Comme des soleils en fin de ciel
Collection FRAC Limousin
Scoli Acosta, Andreas Dobler, Franck Eon, Julian Opie, David Renaud, Daniel Schlier.
Exposition réalisée avec la participation des élèves de 1ère Histoire des Arts du Lycée d’Arsonval

du 16 avreil au 1er juin Chapelle Saint-Libéral

 

 

 Le thème générique de cette exposition est la science-fiction. Genre littéraire apparu au XIXème siècle et relayé notamment par la bande dessinée et le cinéma, la science-fiction a connu son heure de gloire durant les années soixante et soixante-dix du XXème siècle, avant que la linéarité de l’histoire et du progrès ne soit remise en question.
Les oeuvres présentées dans cette exposition sont essentiellement des peintures de paysage.
Elles montrent comment certains artistes d’aujourd’hui fabriquent des hypothèses picturales à partir de la culture visuelle de leur génération et des nouveaux outils disponibles, l’ordinateur essentiellement, et aussi la sensibilité des plus jeunes à l’écologie, à travers l’exemple de Scoli Acosta, notamment.
Connu pour ses recherches picturales et sculpturales autour de la réduction par ordinateur de photographies en reproductions figuratives, l’anglais Julian Opie (né en 1958) a connu très tôt le succès. Les deux petits paysages urbains présentés ici ont été minutieusement peints à l’acrylique sur panneaux de bois à partir de photographies qui montrent la ville de Londres vue d’avion. A cette époque, l’artiste a également réalisé une série de peintures murales simplifiées, « Imagine you are … », à partir d’activités telles que conduire, marcher, grimper.
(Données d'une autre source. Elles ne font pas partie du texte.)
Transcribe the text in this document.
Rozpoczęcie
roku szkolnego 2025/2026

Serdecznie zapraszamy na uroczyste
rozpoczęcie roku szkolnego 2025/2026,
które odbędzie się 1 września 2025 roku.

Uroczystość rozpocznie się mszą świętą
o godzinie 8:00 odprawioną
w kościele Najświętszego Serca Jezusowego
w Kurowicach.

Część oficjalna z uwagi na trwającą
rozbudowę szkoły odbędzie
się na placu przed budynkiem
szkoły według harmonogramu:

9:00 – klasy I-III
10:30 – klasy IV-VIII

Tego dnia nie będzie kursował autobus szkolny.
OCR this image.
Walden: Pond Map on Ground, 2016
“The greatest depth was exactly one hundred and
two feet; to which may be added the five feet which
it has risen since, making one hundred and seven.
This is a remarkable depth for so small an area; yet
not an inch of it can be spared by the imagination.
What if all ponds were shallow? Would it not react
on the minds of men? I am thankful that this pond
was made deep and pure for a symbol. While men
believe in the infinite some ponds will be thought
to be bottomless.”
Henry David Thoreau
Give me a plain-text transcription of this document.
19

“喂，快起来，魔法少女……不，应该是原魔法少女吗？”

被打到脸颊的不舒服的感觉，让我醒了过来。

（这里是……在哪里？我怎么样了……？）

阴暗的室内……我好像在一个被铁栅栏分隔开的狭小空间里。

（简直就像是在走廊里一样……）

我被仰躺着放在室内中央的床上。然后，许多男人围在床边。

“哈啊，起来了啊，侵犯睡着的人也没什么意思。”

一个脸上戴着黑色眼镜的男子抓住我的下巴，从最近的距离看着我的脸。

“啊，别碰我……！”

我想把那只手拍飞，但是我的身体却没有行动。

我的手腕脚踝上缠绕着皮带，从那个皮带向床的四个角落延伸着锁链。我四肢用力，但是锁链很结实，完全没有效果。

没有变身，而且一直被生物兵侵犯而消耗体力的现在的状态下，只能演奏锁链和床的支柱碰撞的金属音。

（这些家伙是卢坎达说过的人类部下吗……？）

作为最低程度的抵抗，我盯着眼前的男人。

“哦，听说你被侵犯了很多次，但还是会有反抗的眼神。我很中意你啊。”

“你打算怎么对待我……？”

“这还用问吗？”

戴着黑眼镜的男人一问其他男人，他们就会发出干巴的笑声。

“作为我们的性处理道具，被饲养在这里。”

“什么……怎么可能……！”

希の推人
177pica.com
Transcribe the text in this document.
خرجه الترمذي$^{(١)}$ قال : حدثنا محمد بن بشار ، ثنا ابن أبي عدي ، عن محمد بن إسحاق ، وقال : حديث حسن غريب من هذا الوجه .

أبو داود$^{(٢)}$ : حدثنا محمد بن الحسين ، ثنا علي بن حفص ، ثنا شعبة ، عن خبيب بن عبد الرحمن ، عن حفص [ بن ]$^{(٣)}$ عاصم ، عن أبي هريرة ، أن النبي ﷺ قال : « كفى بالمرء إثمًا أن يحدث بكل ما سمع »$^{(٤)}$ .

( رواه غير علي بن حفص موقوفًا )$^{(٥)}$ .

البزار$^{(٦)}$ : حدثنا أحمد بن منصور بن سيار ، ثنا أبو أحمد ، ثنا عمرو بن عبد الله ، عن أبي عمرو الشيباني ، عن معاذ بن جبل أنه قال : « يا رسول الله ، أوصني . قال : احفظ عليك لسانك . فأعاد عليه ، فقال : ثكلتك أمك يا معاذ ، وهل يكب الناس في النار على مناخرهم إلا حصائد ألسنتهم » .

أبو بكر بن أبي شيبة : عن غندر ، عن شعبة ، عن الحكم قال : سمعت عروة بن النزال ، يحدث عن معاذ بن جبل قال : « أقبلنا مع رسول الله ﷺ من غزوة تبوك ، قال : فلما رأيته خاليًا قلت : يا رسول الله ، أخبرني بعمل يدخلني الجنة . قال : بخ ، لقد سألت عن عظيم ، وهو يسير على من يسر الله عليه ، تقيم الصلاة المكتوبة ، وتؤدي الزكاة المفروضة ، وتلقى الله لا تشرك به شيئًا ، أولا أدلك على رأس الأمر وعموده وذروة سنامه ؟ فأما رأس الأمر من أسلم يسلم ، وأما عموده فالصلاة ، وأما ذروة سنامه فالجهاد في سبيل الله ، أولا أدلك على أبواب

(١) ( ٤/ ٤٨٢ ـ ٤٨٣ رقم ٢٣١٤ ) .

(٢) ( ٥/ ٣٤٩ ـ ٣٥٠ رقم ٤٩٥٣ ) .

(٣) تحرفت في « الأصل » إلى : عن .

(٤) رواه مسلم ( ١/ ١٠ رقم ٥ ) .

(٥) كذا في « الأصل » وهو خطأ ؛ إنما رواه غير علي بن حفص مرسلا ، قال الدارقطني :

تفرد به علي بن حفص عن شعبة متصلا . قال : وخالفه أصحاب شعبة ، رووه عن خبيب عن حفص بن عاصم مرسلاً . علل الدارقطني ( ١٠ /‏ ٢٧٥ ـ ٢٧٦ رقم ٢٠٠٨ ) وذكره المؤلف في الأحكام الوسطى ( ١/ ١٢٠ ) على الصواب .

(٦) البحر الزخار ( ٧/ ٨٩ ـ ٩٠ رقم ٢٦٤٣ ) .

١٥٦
La démarche de Daniel Schlier (né en 1960) est celle d’un peintre qui aime combiner les images. Sa manière « virtuose » de renouveler la technique traditionnelle de la peinture sous-verre lui a permis de développer un langage singulier. Tous les gestes habituels du peintre sont anticipés et s’enchaînent à rebours, la touche finale devenant la première. Ici, il suggère la métaphore d’un paysage de haute montagne partiellement coloré qui se met à rêver, à se remémorer son passé.

La recherche de Franck Eon (né en 1961) joue du va-et-vient perpétuel entre la peinture et l’image numérique. Il peut animer des peintures (dans le prolongement des dessins animés) ou peindre des images d’écran. Le tableau présenté est le dernier d’une série de quatre qui montre une étrange scène imaginaire. Un paquebot de croisière s’approche et semble sortir du cadre au premier plan. Il s’éloigne d’une île où l’on reconnait un bâtiment emblématique du Futuroscope de Poitiers tandis qu’à l’arrière, une fumée noire et rouge monte dans le ciel. A l’ère du tourisme généralisé, tout a l’air calme et serein, malgré l’incendie.


Andreas Dobler (né en 1963) a d’abord été illustrateur au début des années 80 et a copié de célèbres images de science-fiction, qu’on dénomme souvent « vues d’artistes », avant de se former à l’architecture. Ses tableaux sont des mélanges hypnotiques qui conjuguent des images, des matériaux et des techniques parfois contradictoires. Ainsi, le tableau « Krylonit » (1998), montre une forme épaisse et pâteuse qui semble flotter sur un espace noir et blanc à la perspective vertigineuse.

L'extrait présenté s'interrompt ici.